A commodity future is a financial contract that allows investors to buy or sell a specific quantity of a commodity at a predetermined price in the future. The Chicago Board of Trade (CBT) is one of the major exchanges where these contracts are traded. Investors can trade various commodities on the CBT, including agricultural commodities, energy commodities, and metals.

Step-by-step explanation:

A commodity future refers to a financial contract that allows investors to buy or sell a specific quantity of a particular commodity at a predetermined price, with delivery and payment occurring at a future date. These contracts are traded on commodity futures exchanges, such as the Chicago Board of Trade (CBT), which is one of the major futures exchanges.

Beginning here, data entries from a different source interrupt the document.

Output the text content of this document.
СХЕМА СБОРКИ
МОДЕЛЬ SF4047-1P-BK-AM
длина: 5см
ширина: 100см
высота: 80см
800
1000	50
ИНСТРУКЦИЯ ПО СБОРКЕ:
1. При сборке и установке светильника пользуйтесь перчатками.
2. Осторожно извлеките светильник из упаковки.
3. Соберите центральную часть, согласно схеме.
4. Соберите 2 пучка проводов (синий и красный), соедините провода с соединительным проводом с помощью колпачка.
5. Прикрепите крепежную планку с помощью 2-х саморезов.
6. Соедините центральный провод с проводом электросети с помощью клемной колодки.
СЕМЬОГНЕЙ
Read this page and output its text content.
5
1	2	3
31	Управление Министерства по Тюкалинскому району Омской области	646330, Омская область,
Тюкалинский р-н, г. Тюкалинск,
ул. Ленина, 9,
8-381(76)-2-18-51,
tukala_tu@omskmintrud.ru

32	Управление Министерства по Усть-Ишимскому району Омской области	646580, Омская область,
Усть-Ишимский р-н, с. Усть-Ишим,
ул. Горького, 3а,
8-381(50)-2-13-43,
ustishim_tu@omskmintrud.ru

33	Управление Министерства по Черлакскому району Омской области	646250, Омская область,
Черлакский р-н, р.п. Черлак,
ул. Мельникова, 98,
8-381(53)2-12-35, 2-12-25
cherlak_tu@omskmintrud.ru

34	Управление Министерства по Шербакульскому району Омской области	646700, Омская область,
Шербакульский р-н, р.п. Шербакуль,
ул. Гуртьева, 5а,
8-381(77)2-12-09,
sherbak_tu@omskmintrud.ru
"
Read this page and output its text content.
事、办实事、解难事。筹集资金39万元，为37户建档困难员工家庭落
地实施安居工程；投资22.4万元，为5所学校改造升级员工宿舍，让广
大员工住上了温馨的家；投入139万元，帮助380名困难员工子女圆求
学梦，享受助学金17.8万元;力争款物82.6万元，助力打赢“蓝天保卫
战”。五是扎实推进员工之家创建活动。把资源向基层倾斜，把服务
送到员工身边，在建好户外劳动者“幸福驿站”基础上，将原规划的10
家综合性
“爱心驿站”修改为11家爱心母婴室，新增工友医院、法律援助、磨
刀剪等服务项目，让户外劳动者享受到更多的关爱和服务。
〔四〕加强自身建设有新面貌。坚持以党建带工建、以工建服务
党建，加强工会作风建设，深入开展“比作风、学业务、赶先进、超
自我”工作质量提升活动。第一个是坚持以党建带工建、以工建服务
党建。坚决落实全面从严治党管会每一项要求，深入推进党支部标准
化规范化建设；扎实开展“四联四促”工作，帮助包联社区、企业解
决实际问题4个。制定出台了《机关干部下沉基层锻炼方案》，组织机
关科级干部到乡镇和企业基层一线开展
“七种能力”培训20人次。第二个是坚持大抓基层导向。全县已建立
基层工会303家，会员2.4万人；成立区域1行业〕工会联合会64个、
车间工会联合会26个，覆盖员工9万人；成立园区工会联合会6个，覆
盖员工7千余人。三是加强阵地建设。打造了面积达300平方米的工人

For example, suppose an investor wants to purchase crude oil at a specific price in the future. They can enter into a commodity future contract to buy a certain number of barrels of crude oil at that predetermined price. If the price of crude oil increases in the future, the investor can sell the contract for a profit.

The CBT, also known as the Chicago Mercantile Exchange (CME) Group, offers a range of commodity futures contracts, including agricultural commodities (such as corn and wheat), energy commodities (such as crude oil and natural gas), metals (such as gold and silver), and more. These contracts provide investors with opportunities to speculate on the future prices of these commodities and manage their exposure to price fluctuations.